Hey Mike, great question. You should be able to set the shower pan and simply slide the KERDI-BOARD over the lip if you shim out the studs. Or you could have the KERDI-BOARD meet the lip of the pan and fill in the gap between the lip and backer boards with KERDI-FIX. If the directions for the shower pan call for mortar under it we recommend using the mortar to prevent any flex in the pan. Keep us posted!!
Hi just discovered your videos and they are appreciated. We are about to start a well deserved remodel in our 1950’s circa home and one of the major jobs are the bathrooms master and spare. There is enough space to build a 6′ x 6′ shower in the master and and add a drop in 72″ x 42″ tub I was wondering what sizes should be used for the 3/4 wall dividing the shower from the tub, seating bench in the shower, bench supports, shower flooring, walls encasing the front of the tub, as well as what could be used for framing the walls to hid the tile bases s. We will be doing the construction work ourselves but not the tiling any suggestions would be helpful.
Nice videos…… But…… must admit, I started to cringe after you said the words kerdi band like 100 x!
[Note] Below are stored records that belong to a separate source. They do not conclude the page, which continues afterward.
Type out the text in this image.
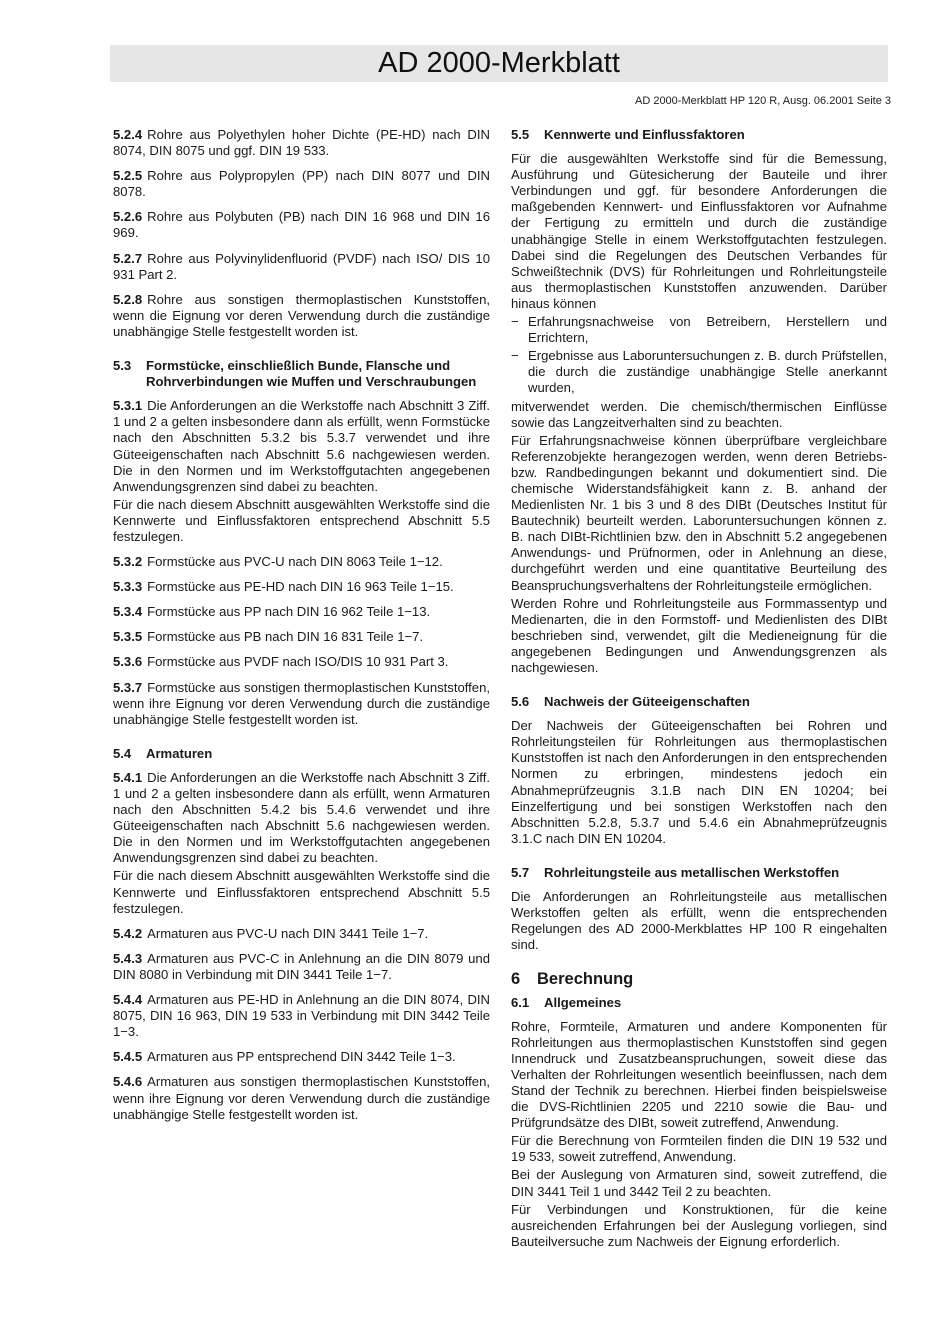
AD 2000-Merkblatt
AD 2000-Merkblatt HP 120 R, Ausg. 06.2001 Seite 3

5.2.4 Rohre aus Polyethylen hoher Dichte (PE-HD) nach DIN 8074, DIN 8075 und ggf. DIN 19 533.

5.2.5 Rohre aus Polypropylen (PP) nach DIN 8077 und DIN 8078.

5.2.6 Rohre aus Polybuten (PB) nach DIN 16 968 und DIN 16 969.

5.2.7 Rohre aus Polyvinylidenfluorid (PVDF) nach ISO/ DIS 10 931 Part 2.

5.2.8 Rohre aus sonstigen thermoplastischen Kunststoffen, wenn die Eignung vor deren Verwendung durch die zuständige unabhängige Stelle festgestellt worden ist.

5.3	Formstücke, einschließlich Bunde, Flansche und Rohrverbindungen wie Muffen und Verschraubungen

5.3.1 Die Anforderungen an die Werkstoffe nach Abschnitt 3 Ziff. 1 und 2 a gelten insbesondere dann als erfüllt, wenn Formstücke nach den Abschnitten 5.3.2 bis 5.3.7 verwendet und ihre Güteeigenschaften nach Abschnitt 5.6 nachgewiesen werden. Die in den Normen und im Werkstoffgutachten angegebenen Anwendungsgrenzen sind dabei zu beachten.

Für die nach diesem Abschnitt ausgewählten Werkstoffe sind die Kennwerte und Einflussfaktoren entsprechend Abschnitt 5.5 festzulegen.

5.3.2 Formstücke aus PVC-U nach DIN 8063 Teile 1−12.

5.3.3 Formstücke aus PE-HD nach DIN 16 963 Teile 1−15.

5.3.4 Formstücke aus PP nach DIN 16 962 Teile 1−13.

5.3.5 Formstücke aus PB nach DIN 16 831 Teile 1−7.

5.3.6 Formstücke aus PVDF nach ISO/DIS 10 931 Part 3.

5.3.7 Formstücke aus sonstigen thermoplastischen Kunststoffen, wenn ihre Eignung vor deren Verwendung durch die zuständige unabhängige Stelle festgestellt worden ist.

5.4	Armaturen

5.4.1 Die Anforderungen an die Werkstoffe nach Abschnitt 3 Ziff. 1 und 2 a gelten insbesondere dann als erfüllt, wenn Armaturen nach den Abschnitten 5.4.2 bis 5.4.6 verwendet und ihre Güteeigenschaften nach Abschnitt 5.6 nachgewiesen werden. Die in den Normen und im Werkstoffgutachten angegebenen Anwendungsgrenzen sind dabei zu beachten.

Für die nach diesem Abschnitt ausgewählten Werkstoffe sind die Kennwerte und Einflussfaktoren entsprechend Abschnitt 5.5 festzulegen.

5.4.2 Armaturen aus PVC-U nach DIN 3441 Teile 1−7.

5.4.3 Armaturen aus PVC-C in Anlehnung an die DIN 8079 und DIN 8080 in Verbindung mit DIN 3441 Teile 1−7.

5.4.4 Armaturen aus PE-HD in Anlehnung an die DIN 8074, DIN 8075, DIN 16 963, DIN 19 533 in Verbindung mit DIN 3442 Teile 1−3.

5.4.5 Armaturen aus PP entsprechend DIN 3442 Teile 1−3.

5.4.6 Armaturen aus sonstigen thermoplastischen Kunststoffen, wenn ihre Eignung vor deren Verwendung durch die zuständige unabhängige Stelle festgestellt worden ist.

5.5	Kennwerte und Einflussfaktoren

Für die ausgewählten Werkstoffe sind für die Bemessung, Ausführung und Gütesicherung der Bauteile und ihrer Verbindungen und ggf. für besondere Anforderungen die maßgebenden Kennwert- und Einflussfaktoren vor Aufnahme der Fertigung zu ermitteln und durch die zuständige unabhängige Stelle in einem Werkstoffgutachten festzulegen. Dabei sind die Regelungen des Deutschen Verbandes für Schweißtechnik (DVS) für Rohrleitungen und Rohrleitungsteile aus thermoplastischen Kunststoffen anzuwenden. Darüber hinaus können

− Erfahrungsnachweise von Betreibern, Herstellern und Errichtern,
− Ergebnisse aus Laboruntersuchungen z. B. durch Prüfstellen, die durch die zuständige unabhängige Stelle anerkannt wurden,

mitverwendet werden. Die chemisch/thermischen Einflüsse sowie das Langzeitverhalten sind zu beachten.

Für Erfahrungsnachweise können überprüfbare vergleichbare Referenzobjekte herangezogen werden, wenn deren Betriebs- bzw. Randbedingungen bekannt und dokumentiert sind. Die chemische Widerstandsfähigkeit kann z. B. anhand der Medienlisten Nr. 1 bis 3 und 8 des DIBt (Deutsches Institut für Bautechnik) beurteilt werden. Laboruntersuchungen können z. B. nach DIBt-Richtlinien bzw. den in Abschnitt 5.2 angegebenen Anwendungs- und Prüfnormen, oder in Anlehnung an diese, durchgeführt werden und eine quantitative Beurteilung des Beanspruchungsverhaltens der Rohrleitungsteile ermöglichen.

Werden Rohre und Rohrleitungsteile aus Formmassentyp und Medienarten, die in den Formstoff- und Medienlisten des DIBt beschrieben sind, verwendet, gilt die Medieneignung für die angegebenen Bedingungen und Anwendungsgrenzen als nachgewiesen.

5.6	Nachweis der Güteeigenschaften

Der Nachweis der Güteeigenschaften bei Rohren und Rohrleitungsteilen für Rohrleitungen aus thermoplastischen Kunststoffen ist nach den Anforderungen in den entsprechenden Normen zu erbringen, mindestens jedoch ein Abnahmeprüfzeugnis 3.1.B nach DIN EN 10204; bei Einzelfertigung und bei sonstigen Werkstoffen nach den Abschnitten 5.2.8, 5.3.7 und 5.4.6 ein Abnahmeprüfzeugnis 3.1.C nach DIN EN 10204.

5.7	Rohrleitungsteile aus metallischen Werkstoffen

Die Anforderungen an Rohrleitungsteile aus metallischen Werkstoffen gelten als erfüllt, wenn die entsprechenden Regelungen des AD 2000-Merkblattes HP 100 R eingehalten sind.

6	Berechnung
6.1	Allgemeines

Rohre, Formteile, Armaturen und andere Komponenten für Rohrleitungen aus thermoplastischen Kunststoffen sind gegen Innendruck und Zusatzbeanspruchungen, soweit diese das Verhalten der Rohrleitungen wesentlich beeinflussen, nach dem Stand der Technik zu berechnen. Hierbei finden beispielsweise die DVS-Richtlinien 2205 und 2210 sowie die Bau- und Prüfgrundsätze des DIBt, soweit zutreffend, Anwendung.

Für die Berechnung von Formteilen finden die DIN 19 532 und 19 533, soweit zutreffend, Anwendung.

Bei der Auslegung von Armaturen sind, soweit zutreffend, die DIN 3441 Teil 1 und 3442 Teil 2 zu beachten.

Für Verbindungen und Konstruktionen, für die keine ausreichenden Erfahrungen bei der Auslegung vorliegen, sind Bauteilversuche zum Nachweis der Eignung erforderlich.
Lol sorry
Thanks, and totally understand.
I have two windowless interior bathrooms in need of a complete rebuild down to the studs. Is Kerdi board effective on ceilings (or walls with no tile) as moisture retention is a constant issue despite fans running. If so, how would the board be prepped for painting?
Hi JT, adding a bathroom fan will help with the moisture and it should be vented to the exterior of the home, e.g. through the roof or wall. Broan or Panasonic make great fans. Just check that your existing fan has enough power and is properly vented. I’d opt for purple board instead of Kerdi-Board for the walls of the bathroom, it’s expensive and not really suitable for paint. It can be used for the ceiling above the shower but only if that’ll be tiled.
Quick question. What was your wait time on applying the Thin-set and Kerdi-Band after the Kerdi-Fix?